Autocracy doesn’t begin with tanks in the streets. It begins when citizens quietly hand over their judgment to someone who promises certainty: Trust me, and I’ll take away your doubts. I’ll tell you who’s right, who’s wrong, and who’s to blame. That can sound comforting—but it comes at the cost of our own responsibility to think and judge for ourselves.
In the Scopes trial, Darrow wasn’t just arguing about evolution; he was defending the right to think. Once you punish people for asking questions, you’re not protecting faith or tradition. You’re training a community to surrender its mind. That is the soil where autocracy grows.
Authoritarians always need an enemy—immigrants, judges, journalists, teachers, “the other party.” The point is not truth; the point is resentment. Convince enough people that someone out there is destroying their way of life, and you don’t have to answer hard questions about your own conduct. You just keep pointing, accusing, and dividing.
Darrow’s courtroom practice moved in the opposite direction. He stood beside the despised and said, in effect, This person still has rights. This person is still a human being. That was more than a legal strategy; it was an ethical line in the sand. The moment we decide that some people are beneath rights, we’ve accepted a framework ready-made for autocracy.
He also understood that our institutions are imperfect—juries swayed by prejudice, courts influenced by money, laws bent to favor those already in power. That is exactly why he would resist giving even more deference to any leader who demands loyalty first and questions later.
When a politician insists that he alone speaks for “the people,” that critics are “enemies,” that the press cannot be trusted, that courts are corrupt when they rule against him, and that elections are valid only if he wins, we are no longer debating policy. We are watching the foundations of a constitutional democracy being chipped away.
Thinking is a moral duty. In a free society, citizens are not spectators. Democracy depends on individual acts of judgment: checking facts, weighing evidence, listening to people we disagree with, and being willing to change our minds when the facts change.
Doubt is not disloyalty. Darrow believed doubt was the beginning of wisdom. Political movements that treat doubt as betrayal are not asking for support; they are demanding submission. Empathy is a safeguard. Autocracy runs on dehumanization. It needs us to believe that some neighbors are less deserving, less American, less real.
Citizens of good faith will disagree about policy. But there ought to be a baseline we still share: that no leader is above the law; that elections cannot be legitimate if only one outcome is acceptable; and that public office is not a personal weapon to use against critics.
Persuading Americans in this moment doesn’t mean shouting louder or matching contempt with contempt. Darrow’s example points to something quieter and harder: appeal to conscience. Ask people, calmly and directly:
Should any leader be beyond accountability?
Should loyalty to a person matter more than loyalty to the Constitution?
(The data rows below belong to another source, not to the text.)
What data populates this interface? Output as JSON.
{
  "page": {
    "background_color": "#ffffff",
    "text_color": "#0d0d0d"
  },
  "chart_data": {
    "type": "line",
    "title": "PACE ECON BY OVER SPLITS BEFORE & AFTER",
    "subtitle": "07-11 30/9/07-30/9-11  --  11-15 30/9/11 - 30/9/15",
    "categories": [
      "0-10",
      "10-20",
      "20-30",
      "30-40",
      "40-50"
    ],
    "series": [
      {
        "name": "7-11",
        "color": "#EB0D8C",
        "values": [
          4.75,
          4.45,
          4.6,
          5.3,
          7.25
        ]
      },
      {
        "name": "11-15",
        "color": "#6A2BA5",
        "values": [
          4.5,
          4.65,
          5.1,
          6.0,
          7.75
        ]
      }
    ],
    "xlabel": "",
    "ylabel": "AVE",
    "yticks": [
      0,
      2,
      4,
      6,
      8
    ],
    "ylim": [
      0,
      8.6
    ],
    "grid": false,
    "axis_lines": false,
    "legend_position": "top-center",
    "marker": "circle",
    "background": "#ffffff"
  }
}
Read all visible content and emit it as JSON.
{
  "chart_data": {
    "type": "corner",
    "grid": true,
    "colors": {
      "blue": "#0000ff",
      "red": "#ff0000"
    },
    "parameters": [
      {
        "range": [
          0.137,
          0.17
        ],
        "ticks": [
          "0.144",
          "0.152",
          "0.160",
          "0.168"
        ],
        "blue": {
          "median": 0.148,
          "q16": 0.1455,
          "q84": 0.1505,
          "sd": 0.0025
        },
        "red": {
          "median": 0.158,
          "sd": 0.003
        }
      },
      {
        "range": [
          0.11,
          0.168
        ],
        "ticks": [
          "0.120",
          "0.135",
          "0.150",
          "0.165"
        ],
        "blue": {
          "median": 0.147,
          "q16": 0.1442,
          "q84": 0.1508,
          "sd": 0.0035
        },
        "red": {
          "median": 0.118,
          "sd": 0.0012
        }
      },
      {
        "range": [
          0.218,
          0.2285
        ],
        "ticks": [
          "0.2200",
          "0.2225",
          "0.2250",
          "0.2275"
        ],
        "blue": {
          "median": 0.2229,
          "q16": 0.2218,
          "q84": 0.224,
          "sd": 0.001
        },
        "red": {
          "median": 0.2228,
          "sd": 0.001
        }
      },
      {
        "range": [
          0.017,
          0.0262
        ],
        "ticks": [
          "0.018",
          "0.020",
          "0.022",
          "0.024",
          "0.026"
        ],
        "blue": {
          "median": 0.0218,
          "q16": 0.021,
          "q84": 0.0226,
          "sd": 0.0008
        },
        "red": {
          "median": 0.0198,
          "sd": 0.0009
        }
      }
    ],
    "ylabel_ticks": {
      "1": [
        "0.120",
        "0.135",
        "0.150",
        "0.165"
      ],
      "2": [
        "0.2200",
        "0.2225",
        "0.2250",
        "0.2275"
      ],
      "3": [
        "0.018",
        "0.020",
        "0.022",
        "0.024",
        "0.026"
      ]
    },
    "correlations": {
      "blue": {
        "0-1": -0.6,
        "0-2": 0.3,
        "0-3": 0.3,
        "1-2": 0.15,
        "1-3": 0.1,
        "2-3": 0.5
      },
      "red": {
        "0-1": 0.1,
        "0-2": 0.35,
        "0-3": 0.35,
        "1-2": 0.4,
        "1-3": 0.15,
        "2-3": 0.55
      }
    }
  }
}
If the tactics you defend today were used against you tomorrow, would they still be acceptable?
Autocracy is not our fate. It is a series of choices—some loud, most quiet—about what we’re willing to overlook and whom we are willing to follow. The question Darrow kept placing before juries is the same question facing the country now:
When it’s your turn to decide, will you choose fear and obedience, or conscience and responsibility?